Tom Dixon reflects on 20 years at the helm of his eponymous brand and why he has the best job for poking his nose in other people’s business

By Robyn Willis
Thu, Mar 9, 2023 7:30amGrey Clock 4 min

It might have been the jet lag talking, or perhaps it’s just evidence of his legendary laconic style but Tom Dixon’s view on the role of the designer is unorthodox, to say the least.

“Design is a great profession for the easily bored and the curious,” Tom Dixon commented. 

Sitting down last week ahead of an event at Sydney’s Quay Quarter Tower created to celebrate 20 years of his company, Tom Dixon was reflecting on what could best be described as a meandering career. 

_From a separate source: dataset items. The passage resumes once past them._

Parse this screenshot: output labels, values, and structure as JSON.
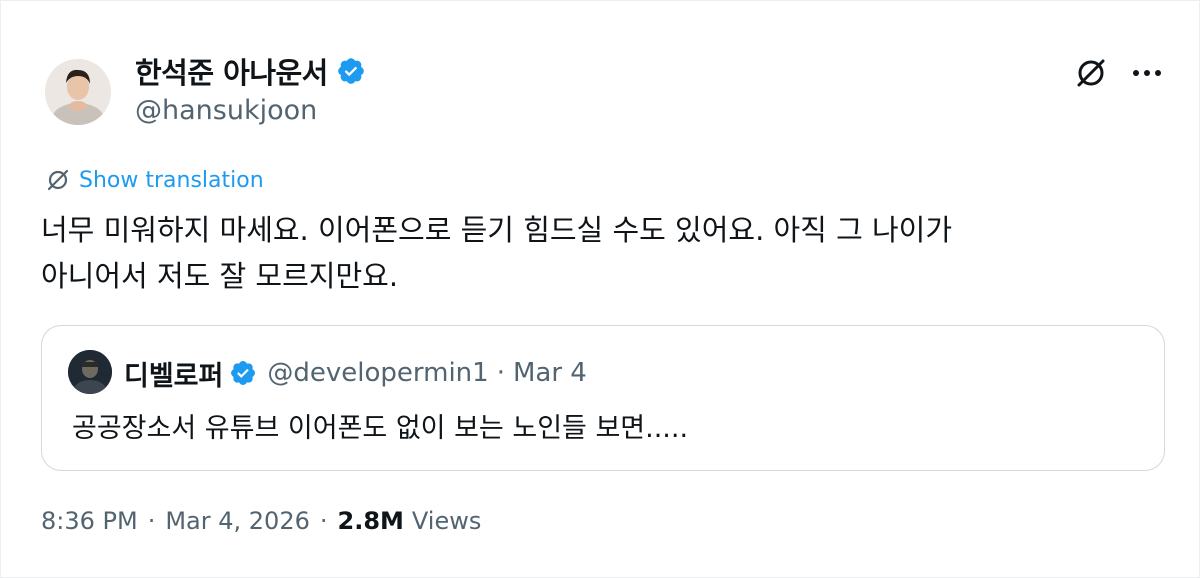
{
  "author": {
    "display_name": "한석준 아나운서",
    "handle": "@hansukjoon",
    "verified": true,
    "avatar_icon": "person-avatar"
  },
  "actions": {
    "grok_icon": "grok-icon",
    "more_icon": "more-dots-icon"
  },
  "translation": {
    "icon": "grok-icon",
    "label": "Show translation"
  },
  "tweet": {
    "text": "너무 미워하지 마세요. 이어폰으로 듣기 힘드실 수도 있어요. 아직 그 나이가\n아니어서 저도 잘 모르지만요."
  },
  "quote": {
    "display_name": "디벨로퍼",
    "handle": "@developermin1",
    "separator": "·",
    "date": "Mar 4",
    "verified": true,
    "text": "공공장소서 유튜브 이어폰도 없이 보는 노인들 보면....."
  },
  "meta": {
    "time": "8:36 PM",
    "separator": "·",
    "date": "Mar 4, 2026",
    "separator2": "·",
    "views_count": "2.8M",
    "views_label": "Views"
  },
  "colors": {
    "accent": "#1d9bf0",
    "text": "#0f1419",
    "secondary": "#536471",
    "border": "#cfd9de"
  }
}
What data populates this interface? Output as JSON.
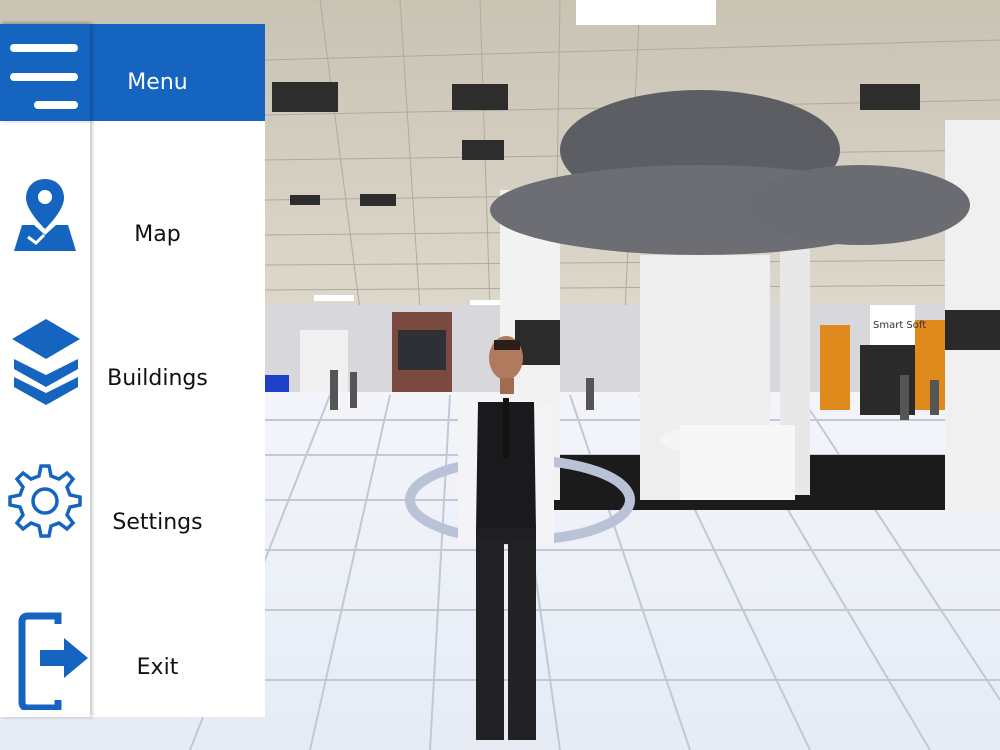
{
  "menu": {
    "title": "Menu",
    "items": [
      {
        "label": "Map",
        "icon": "map-pin-icon"
      },
      {
        "label": "Buildings",
        "icon": "layers-icon"
      },
      {
        "label": "Settings",
        "icon": "gear-icon"
      },
      {
        "label": "Exit",
        "icon": "exit-icon"
      }
    ]
  },
  "booth": {
    "sign_text": "Smart Soft"
  },
  "colors": {
    "accent": "#1565c0",
    "panel": "#ffffff",
    "floor": "#eef2f8"
  }
}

Untrained, self taught and continually interested in the new possibilities of untried materials and their applications, Dixon’s career has been one of following his interests wherever they might take him, whether that is music, management – or design.

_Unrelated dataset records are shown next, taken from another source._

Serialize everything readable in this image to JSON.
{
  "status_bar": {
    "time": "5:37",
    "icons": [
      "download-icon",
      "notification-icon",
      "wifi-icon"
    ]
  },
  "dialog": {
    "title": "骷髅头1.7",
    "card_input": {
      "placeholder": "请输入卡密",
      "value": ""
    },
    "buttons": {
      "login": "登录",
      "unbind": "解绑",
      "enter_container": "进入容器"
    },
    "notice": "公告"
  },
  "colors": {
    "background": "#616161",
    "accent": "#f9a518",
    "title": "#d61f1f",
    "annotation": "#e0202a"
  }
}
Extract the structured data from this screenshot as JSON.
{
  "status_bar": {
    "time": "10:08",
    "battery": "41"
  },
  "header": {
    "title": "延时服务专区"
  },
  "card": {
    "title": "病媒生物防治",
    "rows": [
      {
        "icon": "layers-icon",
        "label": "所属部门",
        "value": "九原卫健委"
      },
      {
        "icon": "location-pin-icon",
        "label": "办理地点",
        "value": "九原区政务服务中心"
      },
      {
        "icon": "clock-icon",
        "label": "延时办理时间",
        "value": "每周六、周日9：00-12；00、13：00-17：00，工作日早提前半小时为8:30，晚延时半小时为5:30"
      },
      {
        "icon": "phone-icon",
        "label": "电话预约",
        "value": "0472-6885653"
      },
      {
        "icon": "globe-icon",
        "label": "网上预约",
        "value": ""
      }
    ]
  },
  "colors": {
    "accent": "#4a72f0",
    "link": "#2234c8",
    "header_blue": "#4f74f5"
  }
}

Indeed, while he was enjoying finally being able to see the foyer and market hall he designed for Quay Quarter Tower after three years of COVID stopped him from visiting Australia, he remained unconvinced the birthday celebrations were necessary.

“I don’t really think about these things and it was slightly imposed on me,” he said. “I like looking forward if at all possible. 

“Maybe that’s why I didn’t really want to do it – 20 sounds quite old – like I’m no longer a teenager.” 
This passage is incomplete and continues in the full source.